Does Hillary Clinton Have a Real Plan for Income Inequality?

Citizen Wealth DC Politics Financial Justice National Politics
Facebooktwitterredditlinkedin
Victims of MFIs display their daily payment cards in Visakhapatnam, Andhra Pradesh. The Reserve Bank of India has appointed a sub-committee to look at governance issues. Photo: The Hindu/C.V. Subrahmanyam
Victims of MFIs display their daily payment cards in Visakhapatnam, Andhra Pradesh.  Photo: The Hindu/C.V. Subrahmanyam

Halifax    It’s time to start getting serious now that reality is sinking in and giving us a better look at a possible political future. There’s woe and rage about wage stagnation, the few future prospects of family-supporting jobs, deindustrialization, and millions stuck in grinding poverty while others have been allowed stupendous riches, and while fingers are pointing wildly, if Hillary Clinton is going to be the standard bearer for hope on any of these fronts, does she have a plan? Do we have any hope?

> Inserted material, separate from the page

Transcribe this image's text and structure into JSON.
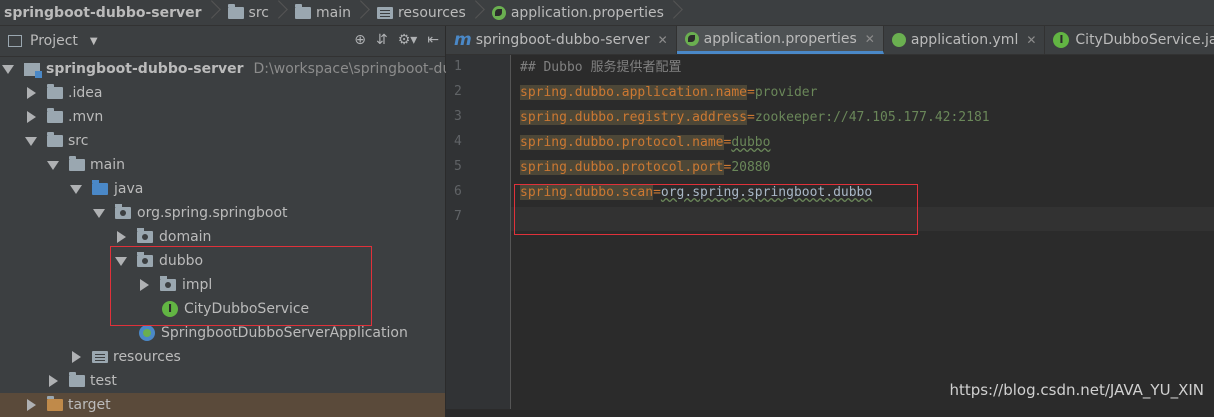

President Obama floated an interesting notion of wage insurance that would provide a cushion for a couple of years by making up a large part of the difference between a former job at higher pay and a new job at whatever was available in order to allow workers a transition and the ability to try to stay on their feet. This is not a guaranteed annual income proposal, which is what we need, but a shot in the right direction, even though it has no current or likely chance of passage. So far Hillary Clinton has danced around the $15 per hour minimum wage fight, arguing that, yes, a raise is needed, but, geez, not that much. She has also concretely argued for an increase in the earned income tax credit, but once again, you have to actually have a low-wage job for EITC to give a worker and her family much of a break. Once again, this doesn’t alleviate poverty.

For all of Clinton’s talk about women and children both domestically and in her recent past as Secretary of State and via the Clinton Foundation, it is still hard for me to believe she has been uncoupled from President Bill Clinton’s bargains with the devils on “ending welfare as we know it” that has put a hammerlock around the necks of many of America’s poorest families, while opening the door on tax breaks that have created an entire new class of the mega-rich. Her constant drumbeating for micro-lending and microfinance in her career is also very disconcerting, since at best microfinance is a job-buying subsistence program, not a poverty reduction scheme. Increasing debt is a guarantee for most families of an accelerated poverty trap, not an escape hatch. The support of microfinance institutions is widely understood now as simply smoothing the path for new markets under the existing financial models, not narrowing the inequality gap.

Thomas Frank in a devastating critique writing in Harper’s recently labeled much of Clinton’s work both in and out of government in the poverty reduction fight as largely a “virtue quest” rather than a serious fight against inequality or a struggle to break ground with workable policy prescriptions. He correctly pulls down the false flag of microfinance, but also gets too close to comfort on what may be the real problem of Clinton’s coziness with elites which is an embrace of what Michael Lewis years ago called “access capitalism.” Access capitalism is a world of head-nodding approval from policy makers, celebrities, philanthropists, foundations, corporate heads, former government officials, and others, which secures the common consensus, through its special access to the cronyism that both provides the infrastructure and the launching pad for “professional liberals” and same-old-story-business-as-usual capitalism and its implicit acceptance of intractable poverty and dream shattering inequality.

If that’s where she has been living, what does it take for Bernie Sanders, young activists, and the progressive forces to push her towards real programs, both domestically and internationally, before the dumbing down of the campaign and the inevitable compromises of government pull us farther away from winning change?